A tour around the Olympics Park with Sarah Weir – creator of London’s Olympic park cultural strategy - is just plain inspiring. The Olympic bid to the IOC did not originally include a cultural theme for the park, but Sarah made sure when London had won the 2012 Olympics and Paralympics that art and culture would be a central part of the Legacy. She started with no money and two staff but has commissioned 39 original pieces by raising funds from anybody and everywhere.
Though the Lower Lea Valley site is being utterly transformed from its former grimly polluted deprived self, Sarah has been determined to capture the memory of its past all over the Olympic Park through cultural references, poems and evocations. The rich history of the area is being subtly enshrined. There are references to the previous buildings, the people who worked in the factories and the many philanthropic and social movements with roots in the Lower Lee Valley. Films have documented the social history.
Sarah’s approach to delivering art into the Park has focused mainly on blending art into the permanent structures, to enrich what might otherwise have been bland retaining walls, screens or facades.

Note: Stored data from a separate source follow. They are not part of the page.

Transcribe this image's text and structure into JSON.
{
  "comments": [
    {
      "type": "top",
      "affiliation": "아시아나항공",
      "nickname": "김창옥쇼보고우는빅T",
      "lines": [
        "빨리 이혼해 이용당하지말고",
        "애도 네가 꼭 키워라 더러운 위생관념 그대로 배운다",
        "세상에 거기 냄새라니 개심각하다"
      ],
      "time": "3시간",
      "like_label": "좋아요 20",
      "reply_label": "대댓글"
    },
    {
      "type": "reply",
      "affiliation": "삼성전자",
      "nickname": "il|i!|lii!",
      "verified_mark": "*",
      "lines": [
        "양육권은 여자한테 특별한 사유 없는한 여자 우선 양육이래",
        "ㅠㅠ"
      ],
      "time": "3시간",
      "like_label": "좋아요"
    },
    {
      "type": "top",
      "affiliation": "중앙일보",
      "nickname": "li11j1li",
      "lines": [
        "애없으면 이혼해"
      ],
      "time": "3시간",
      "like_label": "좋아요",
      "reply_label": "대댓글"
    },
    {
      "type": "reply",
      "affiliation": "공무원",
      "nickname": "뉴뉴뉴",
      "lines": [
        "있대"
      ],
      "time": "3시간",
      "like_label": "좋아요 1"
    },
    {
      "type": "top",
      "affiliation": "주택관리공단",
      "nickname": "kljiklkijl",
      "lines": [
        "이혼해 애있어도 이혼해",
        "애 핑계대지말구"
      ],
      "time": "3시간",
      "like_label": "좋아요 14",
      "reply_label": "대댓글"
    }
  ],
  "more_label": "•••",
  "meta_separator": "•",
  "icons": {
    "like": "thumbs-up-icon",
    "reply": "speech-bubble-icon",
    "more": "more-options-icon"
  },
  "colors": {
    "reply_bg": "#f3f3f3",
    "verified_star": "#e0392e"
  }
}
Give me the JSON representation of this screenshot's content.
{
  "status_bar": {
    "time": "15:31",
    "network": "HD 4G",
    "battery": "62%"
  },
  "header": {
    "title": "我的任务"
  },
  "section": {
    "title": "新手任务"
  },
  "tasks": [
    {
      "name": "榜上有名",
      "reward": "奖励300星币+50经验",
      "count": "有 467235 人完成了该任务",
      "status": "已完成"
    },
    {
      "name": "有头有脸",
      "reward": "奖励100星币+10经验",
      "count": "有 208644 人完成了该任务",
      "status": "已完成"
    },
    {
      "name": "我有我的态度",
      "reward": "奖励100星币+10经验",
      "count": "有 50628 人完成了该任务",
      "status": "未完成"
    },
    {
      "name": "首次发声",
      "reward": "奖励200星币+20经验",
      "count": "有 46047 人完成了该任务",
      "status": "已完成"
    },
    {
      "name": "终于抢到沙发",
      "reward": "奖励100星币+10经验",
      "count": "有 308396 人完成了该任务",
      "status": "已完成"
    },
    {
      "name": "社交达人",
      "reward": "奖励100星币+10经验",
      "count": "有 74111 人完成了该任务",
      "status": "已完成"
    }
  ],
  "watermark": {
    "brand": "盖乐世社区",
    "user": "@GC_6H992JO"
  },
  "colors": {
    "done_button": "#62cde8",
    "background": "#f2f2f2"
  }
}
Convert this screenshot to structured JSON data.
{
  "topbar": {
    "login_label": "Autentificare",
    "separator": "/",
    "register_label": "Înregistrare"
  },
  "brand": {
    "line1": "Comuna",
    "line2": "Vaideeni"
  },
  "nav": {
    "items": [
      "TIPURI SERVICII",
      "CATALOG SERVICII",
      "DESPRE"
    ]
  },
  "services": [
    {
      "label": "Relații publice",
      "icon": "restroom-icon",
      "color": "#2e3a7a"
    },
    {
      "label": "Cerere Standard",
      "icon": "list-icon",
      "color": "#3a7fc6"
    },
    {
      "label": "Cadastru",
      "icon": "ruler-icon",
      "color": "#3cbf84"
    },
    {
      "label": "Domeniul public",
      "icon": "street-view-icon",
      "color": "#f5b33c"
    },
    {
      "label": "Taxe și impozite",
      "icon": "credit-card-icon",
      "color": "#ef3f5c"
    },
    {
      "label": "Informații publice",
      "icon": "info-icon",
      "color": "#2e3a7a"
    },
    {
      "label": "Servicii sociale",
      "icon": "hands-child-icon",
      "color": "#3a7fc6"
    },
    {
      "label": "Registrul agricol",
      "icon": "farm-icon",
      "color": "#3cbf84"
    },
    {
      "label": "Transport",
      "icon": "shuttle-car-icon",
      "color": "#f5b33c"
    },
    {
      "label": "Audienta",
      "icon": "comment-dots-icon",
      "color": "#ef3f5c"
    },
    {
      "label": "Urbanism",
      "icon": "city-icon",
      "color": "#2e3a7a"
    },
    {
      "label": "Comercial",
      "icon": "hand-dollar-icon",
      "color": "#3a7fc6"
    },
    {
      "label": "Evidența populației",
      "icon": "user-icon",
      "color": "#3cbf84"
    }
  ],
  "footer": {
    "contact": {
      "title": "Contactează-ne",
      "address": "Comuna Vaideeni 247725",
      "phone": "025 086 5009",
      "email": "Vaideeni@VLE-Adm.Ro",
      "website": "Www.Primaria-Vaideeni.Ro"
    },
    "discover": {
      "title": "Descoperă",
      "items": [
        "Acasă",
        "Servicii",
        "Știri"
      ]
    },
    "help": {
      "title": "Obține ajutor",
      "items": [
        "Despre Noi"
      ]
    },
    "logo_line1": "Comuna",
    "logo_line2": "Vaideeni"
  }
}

Most of it is therefore permanent. Very little if anything is "sculpture in the park," in the conventional sense of freestanding art pieces.
Early on she established the lime green "View Tube," which became known as a "View, Brew and Loo," where visitors could view the construction of the Olympic site, have a "cuppa" and toilet break. It gave locals a sense of participation and ownership and a place to actually see how their neighbourhood was being transformed.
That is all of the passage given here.